National Institute for Occupational Safety and Health (NIOSH), 1095 Willowdale Road, Morgantown, Virginia, United States, 26505.
Nanotoxicology (Impact Factor: 7.34). 05/2013; DOI: 10.3109/17435390.2013.801089
Source: PubMed

ABSTRACT Abstract Accumulating evidence indicates that carbon nanotubes (CNTs) are biopersistent and can cause lung damage. With similar fibrous morphology and mode of exposure to asbestos, a known human carcinogen, growing concern has arisen for elevated risk of CNT-induced lung carcinogenesis; however, relatively little is known about the long-term carcinogenic effect of CNT. Neoplastic transformation is a key early event leading to carcinogenesis. We studied the ability of single- and multi-walled CNTs to induce neoplastic transformation of human lung epithelial cells compared to asbestos.

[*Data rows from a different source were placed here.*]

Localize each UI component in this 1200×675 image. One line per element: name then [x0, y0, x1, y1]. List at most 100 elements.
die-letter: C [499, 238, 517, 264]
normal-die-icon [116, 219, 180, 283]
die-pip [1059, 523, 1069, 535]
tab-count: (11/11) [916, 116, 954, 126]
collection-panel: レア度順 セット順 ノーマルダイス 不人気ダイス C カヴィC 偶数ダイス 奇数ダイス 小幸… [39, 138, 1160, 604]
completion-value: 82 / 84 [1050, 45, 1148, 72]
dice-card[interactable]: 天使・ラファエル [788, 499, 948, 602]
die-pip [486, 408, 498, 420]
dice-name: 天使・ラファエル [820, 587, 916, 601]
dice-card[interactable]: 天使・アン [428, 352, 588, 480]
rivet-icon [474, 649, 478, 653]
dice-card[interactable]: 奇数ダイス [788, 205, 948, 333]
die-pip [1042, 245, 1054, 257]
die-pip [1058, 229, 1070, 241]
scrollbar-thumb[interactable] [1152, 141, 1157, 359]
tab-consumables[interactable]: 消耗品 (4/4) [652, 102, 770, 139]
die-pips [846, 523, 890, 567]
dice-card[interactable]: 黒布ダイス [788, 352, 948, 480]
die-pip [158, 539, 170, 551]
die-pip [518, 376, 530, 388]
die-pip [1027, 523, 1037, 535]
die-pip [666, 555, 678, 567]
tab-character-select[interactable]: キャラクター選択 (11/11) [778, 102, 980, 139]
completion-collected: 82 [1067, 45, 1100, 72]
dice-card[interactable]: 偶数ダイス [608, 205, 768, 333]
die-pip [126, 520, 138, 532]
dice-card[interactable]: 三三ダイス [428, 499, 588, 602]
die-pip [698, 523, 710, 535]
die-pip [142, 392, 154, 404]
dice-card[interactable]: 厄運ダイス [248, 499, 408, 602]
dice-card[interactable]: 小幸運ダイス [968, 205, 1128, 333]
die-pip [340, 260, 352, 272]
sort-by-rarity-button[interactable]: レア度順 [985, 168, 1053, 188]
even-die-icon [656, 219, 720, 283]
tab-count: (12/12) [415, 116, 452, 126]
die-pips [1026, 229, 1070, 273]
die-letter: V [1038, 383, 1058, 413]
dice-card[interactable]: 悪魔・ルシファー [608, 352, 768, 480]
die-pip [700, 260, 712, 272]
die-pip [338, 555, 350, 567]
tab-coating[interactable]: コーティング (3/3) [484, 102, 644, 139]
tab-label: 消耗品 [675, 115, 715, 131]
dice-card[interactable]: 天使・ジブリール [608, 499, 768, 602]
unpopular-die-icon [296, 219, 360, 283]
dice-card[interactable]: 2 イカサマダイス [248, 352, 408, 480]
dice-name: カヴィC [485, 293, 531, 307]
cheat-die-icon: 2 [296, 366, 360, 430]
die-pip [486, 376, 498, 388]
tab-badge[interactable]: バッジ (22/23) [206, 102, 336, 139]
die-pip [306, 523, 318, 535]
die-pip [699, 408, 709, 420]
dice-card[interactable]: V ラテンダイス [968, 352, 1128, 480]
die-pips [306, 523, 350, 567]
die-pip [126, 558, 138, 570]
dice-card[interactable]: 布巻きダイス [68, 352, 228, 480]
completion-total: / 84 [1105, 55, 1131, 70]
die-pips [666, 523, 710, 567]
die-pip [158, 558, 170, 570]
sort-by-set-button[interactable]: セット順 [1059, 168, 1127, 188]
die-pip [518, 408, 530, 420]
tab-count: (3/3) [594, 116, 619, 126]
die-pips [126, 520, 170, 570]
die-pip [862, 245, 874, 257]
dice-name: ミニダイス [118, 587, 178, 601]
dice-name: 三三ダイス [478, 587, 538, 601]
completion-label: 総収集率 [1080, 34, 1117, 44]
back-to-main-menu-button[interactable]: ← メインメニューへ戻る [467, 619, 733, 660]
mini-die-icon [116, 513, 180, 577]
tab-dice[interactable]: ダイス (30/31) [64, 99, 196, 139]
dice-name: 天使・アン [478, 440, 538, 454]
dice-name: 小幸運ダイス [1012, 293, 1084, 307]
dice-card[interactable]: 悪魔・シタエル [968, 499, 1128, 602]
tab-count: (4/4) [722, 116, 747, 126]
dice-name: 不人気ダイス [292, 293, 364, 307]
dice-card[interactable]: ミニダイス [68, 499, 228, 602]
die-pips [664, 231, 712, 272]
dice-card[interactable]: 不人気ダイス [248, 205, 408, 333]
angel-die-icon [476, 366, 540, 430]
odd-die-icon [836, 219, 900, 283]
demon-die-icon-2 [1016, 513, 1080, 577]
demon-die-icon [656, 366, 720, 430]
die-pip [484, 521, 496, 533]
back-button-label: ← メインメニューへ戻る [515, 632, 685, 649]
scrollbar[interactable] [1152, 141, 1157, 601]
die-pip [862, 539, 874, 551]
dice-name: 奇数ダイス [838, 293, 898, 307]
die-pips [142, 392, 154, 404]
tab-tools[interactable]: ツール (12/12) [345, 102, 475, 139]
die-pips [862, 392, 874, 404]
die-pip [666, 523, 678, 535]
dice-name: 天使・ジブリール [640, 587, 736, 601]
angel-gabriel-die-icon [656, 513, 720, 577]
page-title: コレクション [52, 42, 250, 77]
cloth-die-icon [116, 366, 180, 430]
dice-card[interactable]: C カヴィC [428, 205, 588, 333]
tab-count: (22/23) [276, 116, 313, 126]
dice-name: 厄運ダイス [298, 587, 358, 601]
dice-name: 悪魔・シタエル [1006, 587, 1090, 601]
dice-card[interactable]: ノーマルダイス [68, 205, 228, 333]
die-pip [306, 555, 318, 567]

Long-term (6 month) exposure of the cells to occupationally relevant concentrations of CNT in culture caused a neoplastic-like transformation phenotype as demonstrated by increased cell proliferation, anchorage-independent growth, invasion and angiogenesis. Whole genome expression signature and protein expression analyses showed that single- and multi-walled CNTs shared similar signaling signatures which were distinct from asbestos. These results provide novel toxicogenomic information and suggest distinct particle-associated mechanisms of neoplasia promotion induced by CNTs and asbestos.